Reputation: 8012
I have a template function:
template<typename T>
void foo(T const & t);
And some specialisations of that function:
template<> void foo<int>(int const & t) {
cout << t << endl;
}
template<> void foo<const char *>(const char * const & t) {
cout << t << endl;
}
And some ways I want to call that function:
foo(3);
foo("Hello, world.");
But I can't figure out how to formulate the template so that template type deduction gets literals of both int
and const char *
right. If I do the above, then I get undefined reference to void foo<char [14]>(char const [14] &)
. I tried recasting the template like this:
template<typename T>
void foo(T t);
template<> void foo<int>(int t) { ... }
template<> void foo<const char *>(const char * t) { ... }
which works, but of course now I get call-by-value semantics, requiring any class types that I use as the template parameter to have a copy constructor.

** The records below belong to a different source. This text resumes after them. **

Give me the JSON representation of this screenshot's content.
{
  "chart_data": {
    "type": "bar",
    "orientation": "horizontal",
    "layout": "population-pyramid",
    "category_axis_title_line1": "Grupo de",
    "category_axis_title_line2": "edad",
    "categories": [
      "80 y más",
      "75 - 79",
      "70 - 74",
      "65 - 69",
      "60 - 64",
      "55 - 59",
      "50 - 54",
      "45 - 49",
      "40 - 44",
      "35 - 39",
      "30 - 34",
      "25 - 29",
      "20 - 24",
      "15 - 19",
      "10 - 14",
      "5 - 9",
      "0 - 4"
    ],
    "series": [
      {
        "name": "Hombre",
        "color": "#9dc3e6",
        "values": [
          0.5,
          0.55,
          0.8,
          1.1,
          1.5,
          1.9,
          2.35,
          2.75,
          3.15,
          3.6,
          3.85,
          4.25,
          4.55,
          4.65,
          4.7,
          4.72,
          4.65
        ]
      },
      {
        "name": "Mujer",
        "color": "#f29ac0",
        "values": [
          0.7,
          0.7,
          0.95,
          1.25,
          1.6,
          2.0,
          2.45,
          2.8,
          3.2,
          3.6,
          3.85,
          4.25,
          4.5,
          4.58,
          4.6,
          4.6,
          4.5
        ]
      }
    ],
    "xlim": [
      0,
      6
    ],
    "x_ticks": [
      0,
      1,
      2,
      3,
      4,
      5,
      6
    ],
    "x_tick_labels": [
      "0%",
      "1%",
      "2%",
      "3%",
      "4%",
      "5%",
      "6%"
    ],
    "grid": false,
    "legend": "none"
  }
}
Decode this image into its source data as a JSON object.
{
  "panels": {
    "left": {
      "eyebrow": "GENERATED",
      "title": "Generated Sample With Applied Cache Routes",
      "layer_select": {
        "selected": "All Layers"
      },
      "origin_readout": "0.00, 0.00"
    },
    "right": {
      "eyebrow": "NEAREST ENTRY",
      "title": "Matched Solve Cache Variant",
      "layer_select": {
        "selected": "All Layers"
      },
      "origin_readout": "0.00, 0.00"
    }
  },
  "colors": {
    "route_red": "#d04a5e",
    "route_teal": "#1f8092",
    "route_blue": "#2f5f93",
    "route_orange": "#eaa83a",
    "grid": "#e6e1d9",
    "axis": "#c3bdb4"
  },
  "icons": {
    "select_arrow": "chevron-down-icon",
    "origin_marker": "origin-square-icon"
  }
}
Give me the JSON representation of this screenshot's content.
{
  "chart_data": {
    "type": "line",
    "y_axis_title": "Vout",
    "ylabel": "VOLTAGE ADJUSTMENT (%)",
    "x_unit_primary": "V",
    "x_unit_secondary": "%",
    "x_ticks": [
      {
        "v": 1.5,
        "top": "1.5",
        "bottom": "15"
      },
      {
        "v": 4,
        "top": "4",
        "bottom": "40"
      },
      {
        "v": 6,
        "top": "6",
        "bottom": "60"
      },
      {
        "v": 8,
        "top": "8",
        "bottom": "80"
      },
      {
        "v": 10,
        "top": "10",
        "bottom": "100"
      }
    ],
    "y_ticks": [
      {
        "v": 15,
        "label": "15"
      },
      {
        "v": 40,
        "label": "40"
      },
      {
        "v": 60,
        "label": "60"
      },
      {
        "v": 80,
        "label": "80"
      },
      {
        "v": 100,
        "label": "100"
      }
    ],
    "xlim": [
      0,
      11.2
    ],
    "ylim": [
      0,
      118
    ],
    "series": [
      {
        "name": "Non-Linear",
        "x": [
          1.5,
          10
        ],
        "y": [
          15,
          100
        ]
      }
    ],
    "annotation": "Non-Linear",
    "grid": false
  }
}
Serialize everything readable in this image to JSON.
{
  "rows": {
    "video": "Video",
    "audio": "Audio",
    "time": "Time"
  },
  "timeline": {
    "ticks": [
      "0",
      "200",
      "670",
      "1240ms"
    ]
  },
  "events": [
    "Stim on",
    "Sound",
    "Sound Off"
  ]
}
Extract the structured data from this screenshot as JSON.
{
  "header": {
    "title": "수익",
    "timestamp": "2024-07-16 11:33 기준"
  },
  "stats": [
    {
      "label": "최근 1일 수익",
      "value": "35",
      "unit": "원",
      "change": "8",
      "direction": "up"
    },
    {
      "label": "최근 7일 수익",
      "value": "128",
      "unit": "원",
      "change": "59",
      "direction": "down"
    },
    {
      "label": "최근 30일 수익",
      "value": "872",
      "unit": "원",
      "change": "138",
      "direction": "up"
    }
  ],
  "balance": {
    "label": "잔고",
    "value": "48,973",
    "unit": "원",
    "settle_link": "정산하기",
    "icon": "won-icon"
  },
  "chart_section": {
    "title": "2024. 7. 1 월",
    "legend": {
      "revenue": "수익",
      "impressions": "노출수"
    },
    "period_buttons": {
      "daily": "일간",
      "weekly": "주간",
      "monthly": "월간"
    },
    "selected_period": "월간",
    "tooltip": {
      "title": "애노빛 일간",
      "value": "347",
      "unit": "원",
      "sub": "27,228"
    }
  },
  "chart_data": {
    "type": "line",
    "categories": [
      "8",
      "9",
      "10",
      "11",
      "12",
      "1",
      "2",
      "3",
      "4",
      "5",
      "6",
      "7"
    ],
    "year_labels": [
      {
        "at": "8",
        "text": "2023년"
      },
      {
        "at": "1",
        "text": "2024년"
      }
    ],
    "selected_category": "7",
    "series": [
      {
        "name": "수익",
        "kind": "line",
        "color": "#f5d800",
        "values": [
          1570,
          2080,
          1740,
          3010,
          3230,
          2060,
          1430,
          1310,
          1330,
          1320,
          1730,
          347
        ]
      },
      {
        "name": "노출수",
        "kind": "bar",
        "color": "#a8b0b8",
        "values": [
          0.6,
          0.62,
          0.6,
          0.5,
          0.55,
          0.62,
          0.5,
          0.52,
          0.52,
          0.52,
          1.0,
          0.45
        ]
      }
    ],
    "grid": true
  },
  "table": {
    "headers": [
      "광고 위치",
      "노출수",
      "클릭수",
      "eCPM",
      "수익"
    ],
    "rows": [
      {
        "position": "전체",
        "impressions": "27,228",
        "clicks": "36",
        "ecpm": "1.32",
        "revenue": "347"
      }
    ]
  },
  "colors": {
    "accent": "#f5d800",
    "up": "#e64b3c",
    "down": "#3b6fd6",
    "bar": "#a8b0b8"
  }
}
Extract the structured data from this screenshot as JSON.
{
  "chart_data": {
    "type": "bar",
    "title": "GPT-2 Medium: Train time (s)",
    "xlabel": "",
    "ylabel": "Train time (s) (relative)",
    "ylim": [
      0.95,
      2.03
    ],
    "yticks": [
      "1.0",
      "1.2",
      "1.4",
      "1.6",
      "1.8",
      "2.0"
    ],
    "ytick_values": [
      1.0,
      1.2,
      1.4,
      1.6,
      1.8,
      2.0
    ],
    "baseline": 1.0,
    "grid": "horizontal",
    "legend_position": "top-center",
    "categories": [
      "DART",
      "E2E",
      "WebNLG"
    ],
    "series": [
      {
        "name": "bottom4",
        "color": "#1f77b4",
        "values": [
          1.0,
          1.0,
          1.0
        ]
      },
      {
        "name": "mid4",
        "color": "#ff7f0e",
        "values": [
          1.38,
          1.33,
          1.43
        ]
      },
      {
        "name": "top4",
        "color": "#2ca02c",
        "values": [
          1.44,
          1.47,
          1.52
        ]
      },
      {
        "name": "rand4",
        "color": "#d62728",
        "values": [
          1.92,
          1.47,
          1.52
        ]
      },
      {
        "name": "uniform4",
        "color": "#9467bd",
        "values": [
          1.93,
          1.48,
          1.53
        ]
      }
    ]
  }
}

Is there no way to write a pass-by-reference template function with a const char *
specialisation that works?
Upvotes: 0
Views: 233
Reputation: 303890
This:
foo("Hello, world.");
Doesn't call foo<const char*>
. It calls foo<char[14]>
, since foo
takes a T const&
. Your specialization isn't called since it isn't the same type as the template.
That said, just don't specialize. Overload:
template<typename T>
void foo(T const& );
void foo(int const& );
void foo(char const* );
It's way easier to reason about and is more likely to do what you actually want.